Arkasından gelen ‘Fırat kalkanı operasyonu bitmiştir’ haberi.

Cnn Türk kanalındaki ‘Türkiye’nin Gündemi’ programına bir göz atmıştım. Konu doğal olarak her zamanki gibi referandum ve arada da AB ilişkileri ele alındı.

Almanya’da yaşayan biri olarak yaşadığım ülke ile ilgili konulara kulak kabarttım. Sonar başkanı Hakan Bayrakçı Almanya ile ilgili ilişkileri, ilişkinin eskilere dayandığını vurguladı. Evet, bunlar doğruydu. Bizler de haber sitemizden bunları duyurmuştuk. Ancak Prof.Hacısalihoğlu söylenenlerin aksine fikirler ifade edince dinlemeye başladım.

‘Almanya menfaatlerini düşünerek bizimle dostluklar kurmuştur. Sanıldığı gibi biz o kadar da dost falan değiliz. Hiçbir zaman dost olmadık. Onlar bizi sevmezler. Şimdi de durum aynıdır’ gibi ifadeler.
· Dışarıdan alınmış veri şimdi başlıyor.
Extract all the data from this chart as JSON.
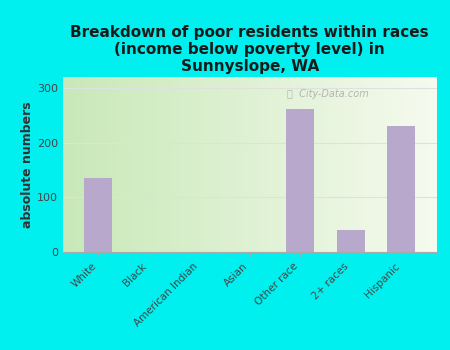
{
  "title": "Breakdown of poor residents within races\n(income below poverty level) in\nSunnyslope, WA",
  "categories": [
    "White",
    "Black",
    "American Indian",
    "Asian",
    "Other race",
    "2+ races",
    "Hispanic"
  ],
  "values": [
    135,
    0,
    0,
    0,
    262,
    40,
    230
  ],
  "bar_color": "#b8a8cc",
  "ylabel": "absolute numbers",
  "ylim": [
    0,
    320
  ],
  "yticks": [
    0,
    100,
    200,
    300
  ],
  "background_color": "#00f0f0",
  "plot_bg_left": "#c8e8b8",
  "plot_bg_right": "#f5faee",
  "grid_color": "#e0e0e0",
  "title_fontsize": 11,
  "axis_label_fontsize": 9,
  "watermark": "City-Data.com"
}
Düşündüm de acaba nereden bu yaklaşımı kazandı diye.

Sanıyorum kendisi yerleşik olarak Almanya’da yaşamadı ve hala daha yaşamıyor. Yok eğer bu bilgileri burada yaşayan Türklerden yada konsolosluklardaki insanlardan almışsa, zaten burada yaşayan Türklerin bakışaçısı: ‘Almanlar gavur, pis, aile düzeni bozuk, burada yaşanmaz zaten’. Bunları şahsen ben duyduğumda zaten diyorum: ‘ee gidin o zaman! Bu kadar olumsuz görmeyle burada kalmaya inat etmek insanın psikolojisini bozar’.
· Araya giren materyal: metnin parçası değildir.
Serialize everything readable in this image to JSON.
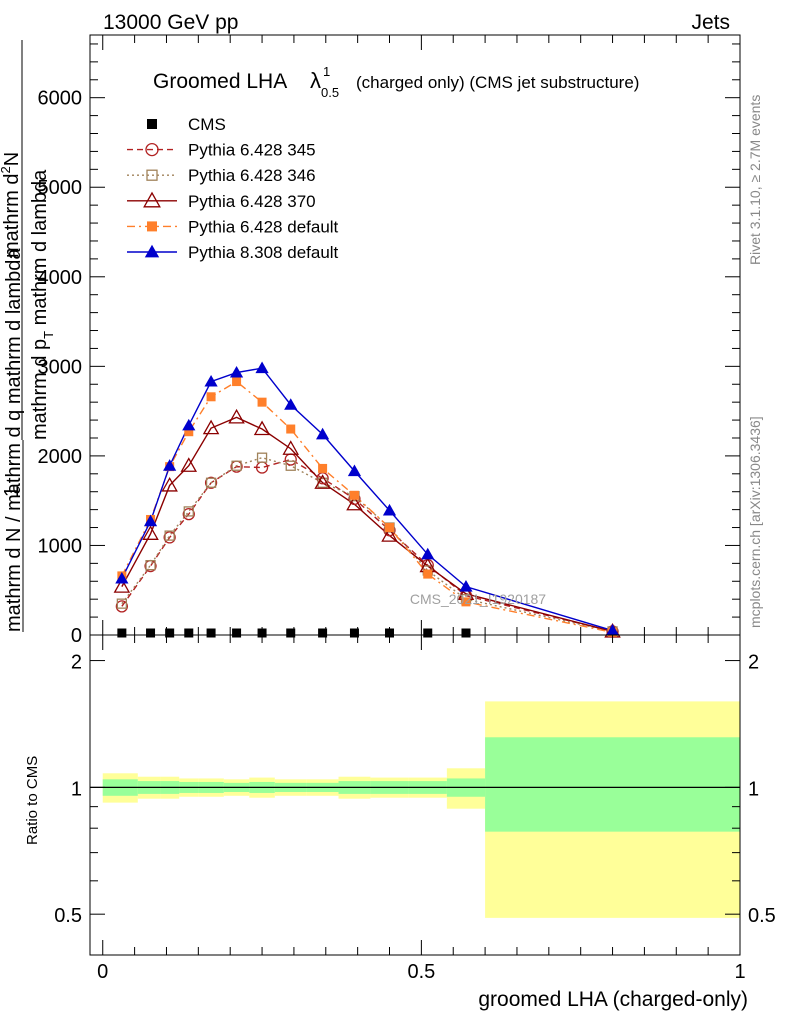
{
  "header": {
    "left": "13000 GeV pp",
    "right": "Jets"
  },
  "side_labels": {
    "rivet": "Rivet 3.1.10, ≥ 2.7M events",
    "mcplots": "mcplots.cern.ch [arXiv:1306.3436]"
  },
  "chart_data": [
    {
      "type": "line",
      "title_main": "Groomed LHA",
      "title_symbol": "λ",
      "title_sup": "1",
      "title_sub": "0.5",
      "title_rest": "(charged only) (CMS jet substructure)",
      "ylabel_top_num": "mathrm d",
      "ylabel_top_num_sup": "2",
      "ylabel_top_num_end": "N",
      "ylabel_top_den": "mathrm d p",
      "ylabel_top_den_sub": "T",
      "ylabel_top_den_end": " mathrm d lambda",
      "ylabel_bottom_num": "1",
      "ylabel_bottom_den": "mathrm d N / mathrm d q mathrm d lambda",
      "watermark": "CMS_2021_I1920187",
      "xlim": [
        -0.02,
        1.0
      ],
      "ylim": [
        0,
        6700
      ],
      "yticks": [
        0,
        1000,
        2000,
        3000,
        4000,
        5000,
        6000
      ],
      "ytick_labels": [
        "0",
        "1000",
        "2000",
        "3000",
        "4000",
        "5000",
        "6000"
      ],
      "x": [
        0.03,
        0.075,
        0.105,
        0.135,
        0.17,
        0.21,
        0.25,
        0.295,
        0.345,
        0.395,
        0.45,
        0.51,
        0.57,
        0.8
      ],
      "series": [
        {
          "name": "CMS",
          "marker": "square-filled",
          "color": "#000000",
          "line": "none",
          "values": [
            0,
            0,
            0,
            0,
            0,
            0,
            0,
            0,
            0,
            0,
            0,
            0,
            0,
            null
          ]
        },
        {
          "name": "Pythia 6.428 345",
          "marker": "circle-open",
          "color": "#b22222",
          "line": "dashed",
          "values": [
            320,
            770,
            1090,
            1350,
            1700,
            1880,
            1870,
            1960,
            1750,
            1520,
            1170,
            780,
            440,
            40
          ]
        },
        {
          "name": "Pythia 6.428 346",
          "marker": "square-open",
          "color": "#a0825a",
          "line": "dotted",
          "values": [
            350,
            780,
            1110,
            1380,
            1700,
            1890,
            1980,
            1890,
            1700,
            1550,
            1200,
            720,
            400,
            40
          ]
        },
        {
          "name": "Pythia 6.428 370",
          "marker": "triangle-open",
          "color": "#8b0000",
          "line": "solid",
          "values": [
            540,
            1130,
            1670,
            1890,
            2310,
            2430,
            2300,
            2080,
            1700,
            1460,
            1110,
            770,
            460,
            40
          ]
        },
        {
          "name": "Pythia 6.428 default",
          "marker": "square-filled",
          "color": "#ff7f2a",
          "line": "dashdot",
          "values": [
            660,
            1290,
            1880,
            2270,
            2660,
            2830,
            2600,
            2300,
            1860,
            1560,
            1200,
            680,
            370,
            30
          ]
        },
        {
          "name": "Pythia 8.308 default",
          "marker": "triangle-filled",
          "color": "#0000cc",
          "line": "solid",
          "values": [
            630,
            1270,
            1890,
            2340,
            2830,
            2930,
            2980,
            2570,
            2240,
            1830,
            1390,
            900,
            540,
            50
          ]
        }
      ]
    },
    {
      "type": "area",
      "ylabel": "Ratio to CMS",
      "xlabel": "groomed LHA (charged-only)",
      "xlim": [
        -0.02,
        1.0
      ],
      "xticks": [
        0,
        0.5,
        1
      ],
      "xtick_labels": [
        "0",
        "0.5",
        "1"
      ],
      "ylim": [
        0.4,
        2.3
      ],
      "yticks": [
        0.5,
        1,
        2
      ],
      "ytick_labels": [
        "0.5",
        "1",
        "2"
      ],
      "reference": 1,
      "bin_edges": [
        0.0,
        0.055,
        0.09,
        0.12,
        0.15,
        0.19,
        0.23,
        0.27,
        0.32,
        0.37,
        0.42,
        0.48,
        0.54,
        0.6,
        1.0
      ],
      "band_inner": {
        "color": "#99ff99",
        "low": [
          0.955,
          0.965,
          0.965,
          0.97,
          0.97,
          0.975,
          0.97,
          0.975,
          0.975,
          0.965,
          0.965,
          0.965,
          0.95,
          0.785
        ],
        "high": [
          1.045,
          1.035,
          1.035,
          1.03,
          1.03,
          1.025,
          1.03,
          1.025,
          1.025,
          1.035,
          1.035,
          1.035,
          1.05,
          1.315
        ]
      },
      "band_outer": {
        "color": "#ffff99",
        "low": [
          0.92,
          0.94,
          0.94,
          0.95,
          0.95,
          0.955,
          0.945,
          0.955,
          0.955,
          0.94,
          0.945,
          0.945,
          0.89,
          0.49
        ],
        "high": [
          1.08,
          1.06,
          1.06,
          1.05,
          1.05,
          1.045,
          1.055,
          1.045,
          1.045,
          1.06,
          1.055,
          1.055,
          1.11,
          1.6
        ]
      }
    }
  ]
}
Aynı negatif bakışaçısı acıdır ki; üniversite profesörü Hacısalihoğlu’nda da vardı. Dedim kendi kendime: ‘İki farklı topluluk, iki farklı devlet. Tabii ki ilişkiler karşılıklı menfaat ilişkilerine göre bina edilecek. Sanki Türkiye İslam ülkeleri ile karşılıklı menfaat ilişkisine göre dostluk kurmuyor mu?’

Hep şu tezi savunmuşumdur: Türkiye ve Almanya aslında iki dost ülkedir. Bu dostluk da, sanıldığı gibi yüzeysel değil, derin ilişkilere dayanan dostluktur. Bunu da her platformda eleştirilsem de ifade etmişimdir.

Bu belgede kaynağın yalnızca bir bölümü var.